Rule Two—Be careful.
Rule Three—Fight using your legs whenever possible, because they’re the strongest part of your body. Your arms are the weakest.
Rule Four—Hit to kill. The first blow should be the last, if at all possible.
Rule Five—The letters are the law.
Kit takes her role as London’s notorious “Perfect Killer” seriously. The letters and cash that come to her via a secret mailbox are not a game; choosing who to kill is not an impulse decision. Every letter she receives begins with “Dear Killer,” and every time Kit murders, she leaves a letter with the dead body. Her moral nihilism and thus her murders are a way of life—the only way of life she has ever known.
But when a letter appears in the mailbox that will have the power to topple Kit’s convictions as perfectly as she commits her murders, she must make a decision: follow the only rules she has ever known, or challenge Rule One, and go from there.
Katherine Ewell’s Dear Killer is a sinister psychological thriller that explores the thin line between good and evil, and the messiness of that inevitable moment when life contradicts everything you believe.
2 stars out of 5 stars
*I received an eARC of this book from the publisher but it did not influence this review in any way*
This book had so much potential but unfortunately, for me it did not measure up. When I read the synopsis, the main character, Kit, reminded me a bit of Throne of Glass's Celaena Sardothien. They're both killers/assassin and Celaena's back story is so intense that I was excited about hopefully finding another character like her. However, Kit left me severely disappointed.
Kit is an awkward 17-year-old but to make things interesting, she's a 17 year-old serial killer. On top of that, she's a very famous serial killer but strangely enough, she's very cocky and reckless. She inserts herself in the "Perfect Killer" investigation helping out the detective that is in charge of her case and she befriends her potential victims. For someone who was taught to be be careful, she committed a lot of rookie mistakes.
On top of the fact that I couldn't click with Kit, there were some plot holes that had me questioning the story lines. Normally, I'm not one to really pick up on plot holes because I'm so immersed in what is happening that I just overlook them, but in this book, I found several. Like, how did the police not know where Kit gets her "mail" from considering every one know how get in contact with her? She's been getting her mail from there for years and not one police officer has figured it out? And how is a 25 year-old detective in charged of such a high profile case? It feels like such a convenient tool to create a love interest in a book that had nothing to do with romance.
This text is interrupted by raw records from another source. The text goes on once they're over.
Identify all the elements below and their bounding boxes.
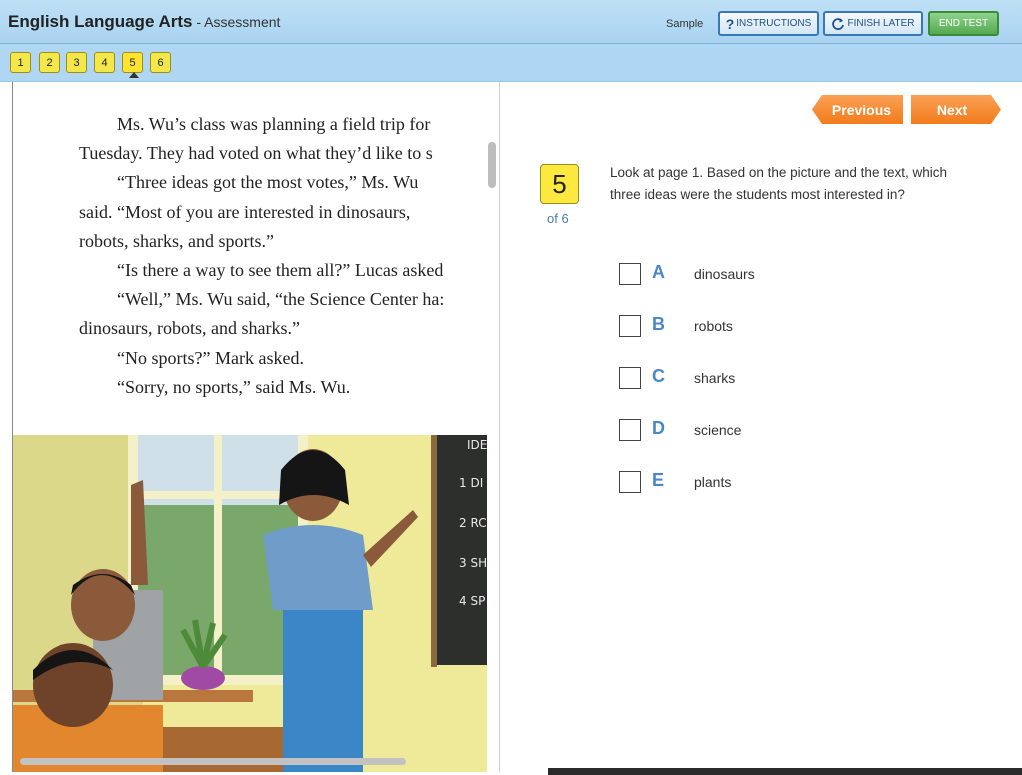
- question-nav-3[interactable]: 3: [66, 52, 87, 73]
- finish-later-label: FINISH LATER: [847, 18, 915, 29]
- passage-horizontal-scrollbar[interactable]: [20, 758, 406, 765]
- chalkboard-line-1: 1 DI: [459, 476, 483, 490]
- question-nav-6[interactable]: 6: [150, 52, 171, 73]
- option-text: sharks: [694, 370, 736, 386]
- classroom-illustration-svg: IDE 1 DI 2 RC 3 SH 4 SP: [13, 435, 487, 772]
- app-title: English Language Arts: [8, 12, 193, 31]
- passage-line: Ms. Wu’s class was planning a field trip…: [117, 114, 431, 134]
- question-nav-bar: 1 2 3 4 5 6: [0, 44, 1022, 82]
- checkbox[interactable]: [619, 471, 641, 493]
- instructions-button[interactable]: ? INSTRUCTIONS: [718, 11, 819, 36]
- option-text: robots: [694, 318, 733, 334]
- refresh-icon: [832, 17, 845, 30]
- option-letter: D: [652, 418, 665, 438]
- checkbox[interactable]: [619, 367, 641, 389]
- option-text: plants: [694, 474, 732, 490]
- question-nav-2[interactable]: 2: [39, 52, 60, 73]
- question-count: of 6: [547, 211, 569, 226]
- next-button[interactable]: Next: [911, 95, 1001, 124]
- passage-panel[interactable]: Ms. Wu’s class was planning a field trip…: [12, 82, 500, 772]
- passage-line: dinosaurs, robots, and sharks.”: [79, 318, 300, 339]
- checkbox[interactable]: [619, 263, 641, 285]
- page-title: English Language Arts - Assessment: [8, 12, 280, 32]
- chalkboard-line-2: 2 RC: [459, 516, 487, 530]
- instructions-label: INSTRUCTIONS: [736, 18, 812, 29]
- app-header: English Language Arts - Assessment Sampl…: [0, 0, 1022, 44]
- sample-label: Sample: [666, 18, 704, 30]
- chalkboard-line-3: 3 SH: [459, 556, 487, 570]
- bottom-strip: [548, 768, 1022, 775]
- end-test-button[interactable]: END TEST: [928, 11, 999, 36]
- end-test-label: END TEST: [938, 18, 989, 29]
- option-letter: E: [652, 470, 665, 490]
- passage-line: robots, sharks, and sports.”: [79, 230, 274, 251]
- option-text: dinosaurs: [694, 266, 755, 282]
- passage-line: said. “Most of you are interested in din…: [79, 201, 411, 222]
- answer-option-e[interactable]: E plants: [619, 470, 819, 493]
- question-number-badge: 5: [540, 164, 579, 204]
- option-text: science: [694, 422, 742, 438]
- option-letter: A: [652, 262, 665, 282]
- option-letter: C: [652, 366, 665, 386]
- checkbox[interactable]: [619, 315, 641, 337]
- question-nav-1[interactable]: 1: [10, 52, 31, 73]
- answer-option-a[interactable]: A dinosaurs: [619, 262, 819, 285]
- current-question-indicator: [129, 72, 139, 78]
- question-mark-icon: ?: [725, 15, 735, 32]
- finish-later-button[interactable]: FINISH LATER: [823, 11, 923, 36]
- question-prompt: Look at page 1. Based on the picture and…: [610, 165, 947, 202]
- passage-vertical-scrollbar[interactable]: [488, 142, 496, 188]
- chalkboard-line-4: 4 SP: [459, 594, 485, 608]
- question-nav-5[interactable]: 5: [122, 52, 143, 73]
- passage-line: “Sorry, no sports,” said Ms. Wu.: [117, 376, 351, 397]
- question-nav-4[interactable]: 4: [94, 52, 115, 73]
- passage-line: “Is there a way to see them all?” Lucas …: [117, 260, 444, 281]
- answer-option-b[interactable]: B robots: [619, 314, 819, 337]
- passage-text: Ms. Wu’s class was planning a field trip…: [79, 110, 499, 402]
- answer-option-c[interactable]: C sharks: [619, 366, 819, 389]
- answer-option-d[interactable]: D science: [619, 418, 819, 441]
- chalkboard-heading: IDE: [467, 438, 487, 452]
- option-letter: B: [652, 314, 665, 334]
- passage-line: “Three ideas got the most votes,” Ms. Wu: [117, 172, 419, 193]
- classroom-illustration: IDE 1 DI 2 RC 3 SH 4 SP: [13, 435, 487, 772]
- app-subtitle: - Assessment: [192, 14, 281, 30]
- passage-line: “Well,” Ms. Wu said, “the Science Center…: [117, 289, 445, 310]
- passage-line: Tuesday. They had voted on what they’d l…: [79, 143, 433, 164]
- checkbox[interactable]: [619, 419, 641, 441]
- previous-button[interactable]: Previous: [812, 95, 903, 124]
- passage-line: “No sports?” Mark asked.: [117, 347, 304, 368]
I have to admit that I wrote the majority of this review while still reading Dear Killer, in fact, I was only 26% into the book. I was contemplating whether or not to Did Not Finish but I wanted to know how it would end. I guess I was just hoping to be proved wrong, that the book was going to get better. However, it just left a lot to be desired and I was even warned that the ending would be disappointing. Unfortunately, I was unable to click with Kit and had trouble just believing how convenient everything worked out.